Who would you be without thoughts of resisting your hunger? Who would you be if you trusted yourself to honor not only your physical hunger, but your emotional hunger as well? Who would you be without the idea of “bad” food and “good” food? Who would you be if you knew that what nourishes you has nutritional value?

How do these thoughts land for you? Exhilarating? Panic-inducing? We’ve had this paradigm for a long time, that the body somehow is not trustworthy, that if we don’t manage it it’ll run amok. It might seem safer to keep the “rules.”

Wherever you are is ok. What’s true for you? Would you be interested in a reality where your hunger isn’t a weakness? Where your appetite isn’t threatening to derail the life you created? What would that look like for you?

How
Did the rose
Ever open its heart

And give to this world
All its
Beauty?

It felt the encouragement of light
Against its
Being,

Otherwise,
We all remain

Too

Frightened.

– Hafiz, “It Felt Love”

Could you think about your hunger for a little bit? Geneen Roth writes beautifully about food as a microcosm for life, and what might happen if you ate what you really needed when you were hungry:

The amount [of food] that you want is often not as much as your body wants. Ask yourself what you are feeling and why you want to eat more than your body needs. What is is that you want from food beyond its nourishing your body?

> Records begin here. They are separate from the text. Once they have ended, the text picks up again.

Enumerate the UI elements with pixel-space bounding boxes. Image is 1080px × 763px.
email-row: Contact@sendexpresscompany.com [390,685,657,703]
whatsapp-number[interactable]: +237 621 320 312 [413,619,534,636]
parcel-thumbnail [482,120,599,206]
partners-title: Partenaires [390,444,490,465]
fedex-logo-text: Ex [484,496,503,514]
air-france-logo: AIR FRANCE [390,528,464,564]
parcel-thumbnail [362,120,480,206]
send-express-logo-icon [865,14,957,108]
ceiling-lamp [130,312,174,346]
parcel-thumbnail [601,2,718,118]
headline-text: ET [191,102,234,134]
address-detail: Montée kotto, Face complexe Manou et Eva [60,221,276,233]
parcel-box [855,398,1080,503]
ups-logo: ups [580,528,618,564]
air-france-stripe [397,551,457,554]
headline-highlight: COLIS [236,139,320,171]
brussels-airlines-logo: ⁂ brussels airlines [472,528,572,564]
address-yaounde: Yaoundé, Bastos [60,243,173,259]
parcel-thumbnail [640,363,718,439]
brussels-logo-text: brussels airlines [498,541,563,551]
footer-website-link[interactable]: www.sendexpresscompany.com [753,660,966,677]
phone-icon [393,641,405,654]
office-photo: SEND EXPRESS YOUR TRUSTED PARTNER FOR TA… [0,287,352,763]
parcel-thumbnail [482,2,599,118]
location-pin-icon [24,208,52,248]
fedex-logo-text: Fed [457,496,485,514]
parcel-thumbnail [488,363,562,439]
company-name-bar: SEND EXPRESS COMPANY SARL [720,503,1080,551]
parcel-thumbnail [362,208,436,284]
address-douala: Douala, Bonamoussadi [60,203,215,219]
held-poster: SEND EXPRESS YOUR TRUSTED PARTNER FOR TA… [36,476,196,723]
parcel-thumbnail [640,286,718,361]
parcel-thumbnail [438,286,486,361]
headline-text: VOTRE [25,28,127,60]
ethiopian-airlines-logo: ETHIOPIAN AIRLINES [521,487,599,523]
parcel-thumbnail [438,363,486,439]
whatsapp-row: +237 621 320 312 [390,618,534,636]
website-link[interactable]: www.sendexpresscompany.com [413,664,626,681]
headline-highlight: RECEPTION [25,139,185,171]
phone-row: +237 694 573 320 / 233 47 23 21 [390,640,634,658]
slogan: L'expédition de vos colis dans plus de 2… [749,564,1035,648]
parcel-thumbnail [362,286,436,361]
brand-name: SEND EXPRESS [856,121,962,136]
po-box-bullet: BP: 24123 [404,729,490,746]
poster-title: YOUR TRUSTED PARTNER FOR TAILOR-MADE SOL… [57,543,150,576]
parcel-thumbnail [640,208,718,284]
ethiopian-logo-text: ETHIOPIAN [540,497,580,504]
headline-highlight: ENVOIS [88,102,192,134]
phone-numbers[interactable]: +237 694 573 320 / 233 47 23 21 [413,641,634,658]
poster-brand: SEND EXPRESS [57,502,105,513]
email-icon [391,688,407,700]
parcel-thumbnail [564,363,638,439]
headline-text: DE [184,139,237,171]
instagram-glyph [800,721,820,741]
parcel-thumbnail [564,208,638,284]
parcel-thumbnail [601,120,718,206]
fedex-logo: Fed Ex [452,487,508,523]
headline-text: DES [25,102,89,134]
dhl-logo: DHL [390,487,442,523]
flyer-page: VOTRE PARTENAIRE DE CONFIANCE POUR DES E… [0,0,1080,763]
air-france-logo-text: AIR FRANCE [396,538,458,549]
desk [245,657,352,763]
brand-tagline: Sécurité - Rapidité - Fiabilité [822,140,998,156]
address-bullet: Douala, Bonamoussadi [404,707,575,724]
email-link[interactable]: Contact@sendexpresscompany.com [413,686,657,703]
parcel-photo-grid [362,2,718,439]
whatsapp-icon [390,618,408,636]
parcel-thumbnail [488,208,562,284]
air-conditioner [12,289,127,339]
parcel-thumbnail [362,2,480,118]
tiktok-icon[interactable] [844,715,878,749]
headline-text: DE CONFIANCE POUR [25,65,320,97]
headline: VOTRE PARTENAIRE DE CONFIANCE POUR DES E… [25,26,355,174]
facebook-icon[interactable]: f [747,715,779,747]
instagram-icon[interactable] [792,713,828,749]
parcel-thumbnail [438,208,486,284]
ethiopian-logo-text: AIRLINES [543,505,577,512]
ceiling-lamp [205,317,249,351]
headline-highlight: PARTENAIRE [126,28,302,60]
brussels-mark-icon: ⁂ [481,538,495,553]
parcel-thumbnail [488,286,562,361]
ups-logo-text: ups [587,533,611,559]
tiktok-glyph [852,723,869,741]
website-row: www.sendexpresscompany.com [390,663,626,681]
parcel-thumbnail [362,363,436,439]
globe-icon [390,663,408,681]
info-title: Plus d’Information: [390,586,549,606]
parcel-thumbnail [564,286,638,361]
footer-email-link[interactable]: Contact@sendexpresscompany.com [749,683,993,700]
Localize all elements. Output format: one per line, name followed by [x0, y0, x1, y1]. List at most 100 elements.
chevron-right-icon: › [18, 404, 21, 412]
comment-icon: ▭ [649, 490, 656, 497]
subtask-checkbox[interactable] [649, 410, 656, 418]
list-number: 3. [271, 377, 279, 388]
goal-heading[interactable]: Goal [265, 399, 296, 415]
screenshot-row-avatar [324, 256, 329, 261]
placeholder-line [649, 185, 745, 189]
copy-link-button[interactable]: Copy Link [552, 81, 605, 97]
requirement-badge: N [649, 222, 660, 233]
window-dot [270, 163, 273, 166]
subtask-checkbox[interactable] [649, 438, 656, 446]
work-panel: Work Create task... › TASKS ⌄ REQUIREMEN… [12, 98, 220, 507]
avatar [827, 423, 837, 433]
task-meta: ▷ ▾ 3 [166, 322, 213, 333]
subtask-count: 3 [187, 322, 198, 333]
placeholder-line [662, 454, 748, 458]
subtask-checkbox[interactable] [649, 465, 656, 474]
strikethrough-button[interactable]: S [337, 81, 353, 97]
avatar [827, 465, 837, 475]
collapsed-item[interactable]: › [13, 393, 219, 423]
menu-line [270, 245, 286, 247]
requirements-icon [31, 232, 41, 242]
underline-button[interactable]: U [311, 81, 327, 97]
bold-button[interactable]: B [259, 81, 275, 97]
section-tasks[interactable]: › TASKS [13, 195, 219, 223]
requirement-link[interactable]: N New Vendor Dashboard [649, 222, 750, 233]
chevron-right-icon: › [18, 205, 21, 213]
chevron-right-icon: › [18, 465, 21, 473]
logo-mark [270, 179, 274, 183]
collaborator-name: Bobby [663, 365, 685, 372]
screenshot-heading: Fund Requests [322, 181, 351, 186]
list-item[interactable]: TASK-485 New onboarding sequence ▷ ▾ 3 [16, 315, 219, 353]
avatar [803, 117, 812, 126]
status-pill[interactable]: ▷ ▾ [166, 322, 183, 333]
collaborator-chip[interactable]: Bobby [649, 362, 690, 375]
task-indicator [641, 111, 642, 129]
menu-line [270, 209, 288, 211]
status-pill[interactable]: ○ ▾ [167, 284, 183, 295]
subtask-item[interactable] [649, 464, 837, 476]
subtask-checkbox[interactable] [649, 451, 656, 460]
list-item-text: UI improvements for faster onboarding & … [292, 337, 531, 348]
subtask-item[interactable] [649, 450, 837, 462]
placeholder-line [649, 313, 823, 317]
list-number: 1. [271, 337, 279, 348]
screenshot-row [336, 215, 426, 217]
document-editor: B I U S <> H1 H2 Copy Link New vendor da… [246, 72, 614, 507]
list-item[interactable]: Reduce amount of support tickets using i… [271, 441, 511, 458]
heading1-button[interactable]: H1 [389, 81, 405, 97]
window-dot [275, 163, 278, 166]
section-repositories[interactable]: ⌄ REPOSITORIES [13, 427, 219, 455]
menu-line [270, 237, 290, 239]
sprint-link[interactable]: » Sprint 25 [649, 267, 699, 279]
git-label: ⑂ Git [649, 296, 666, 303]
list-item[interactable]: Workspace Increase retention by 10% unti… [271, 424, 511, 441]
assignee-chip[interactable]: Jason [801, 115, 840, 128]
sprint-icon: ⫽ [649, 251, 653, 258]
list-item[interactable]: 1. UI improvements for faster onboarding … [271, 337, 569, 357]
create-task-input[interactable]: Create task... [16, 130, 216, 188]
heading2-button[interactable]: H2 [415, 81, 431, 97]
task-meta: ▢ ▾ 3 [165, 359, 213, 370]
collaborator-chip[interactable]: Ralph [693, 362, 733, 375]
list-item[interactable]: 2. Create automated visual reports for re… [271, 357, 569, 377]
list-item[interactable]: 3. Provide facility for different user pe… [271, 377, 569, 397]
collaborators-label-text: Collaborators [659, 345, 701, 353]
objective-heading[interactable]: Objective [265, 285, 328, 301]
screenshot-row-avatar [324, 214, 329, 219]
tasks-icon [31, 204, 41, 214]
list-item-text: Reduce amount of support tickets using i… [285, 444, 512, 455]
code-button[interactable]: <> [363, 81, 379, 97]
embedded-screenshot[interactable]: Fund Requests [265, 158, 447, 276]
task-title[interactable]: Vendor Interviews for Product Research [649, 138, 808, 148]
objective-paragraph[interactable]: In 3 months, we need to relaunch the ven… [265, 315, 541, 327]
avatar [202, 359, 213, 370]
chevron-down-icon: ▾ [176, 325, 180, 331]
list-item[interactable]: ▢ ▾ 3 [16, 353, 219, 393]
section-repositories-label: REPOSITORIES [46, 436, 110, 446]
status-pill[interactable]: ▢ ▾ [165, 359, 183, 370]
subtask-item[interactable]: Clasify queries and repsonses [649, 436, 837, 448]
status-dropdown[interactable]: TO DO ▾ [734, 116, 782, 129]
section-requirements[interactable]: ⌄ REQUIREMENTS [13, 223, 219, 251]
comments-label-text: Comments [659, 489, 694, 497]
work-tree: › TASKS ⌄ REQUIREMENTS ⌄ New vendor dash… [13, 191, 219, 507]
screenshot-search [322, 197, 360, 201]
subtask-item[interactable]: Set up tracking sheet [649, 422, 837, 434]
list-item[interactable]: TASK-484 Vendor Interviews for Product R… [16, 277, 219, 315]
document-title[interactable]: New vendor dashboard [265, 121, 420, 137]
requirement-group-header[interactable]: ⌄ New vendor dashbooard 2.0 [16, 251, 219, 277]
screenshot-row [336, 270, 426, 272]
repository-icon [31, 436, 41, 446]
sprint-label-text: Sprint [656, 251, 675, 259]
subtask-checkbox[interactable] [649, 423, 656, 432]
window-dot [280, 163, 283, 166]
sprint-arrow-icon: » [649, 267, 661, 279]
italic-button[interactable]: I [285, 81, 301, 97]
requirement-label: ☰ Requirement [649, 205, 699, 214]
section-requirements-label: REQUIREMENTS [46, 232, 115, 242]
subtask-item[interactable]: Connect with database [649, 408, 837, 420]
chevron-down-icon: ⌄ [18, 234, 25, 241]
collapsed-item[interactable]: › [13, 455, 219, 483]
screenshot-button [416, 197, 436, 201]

While it’s true that eating nourishes you visually, tactily, ofactorily, it does these best when you are hungry. When you are not hungry, you are using food “to glue your life together between hungers.”

What are you wanting from food? In an ideal world, what would that relationship look like? What are the roadblocks that stand in your way?

Take some time and think about what you want.

Desire isn’t about self-improvement, it’s not change, it’s not control.

It’s soul-making. How does food fit in? How does weakness fit in to desire? What does weakness around food really mean for you? Where did it come from?

How do you want to relate to hunger and desire?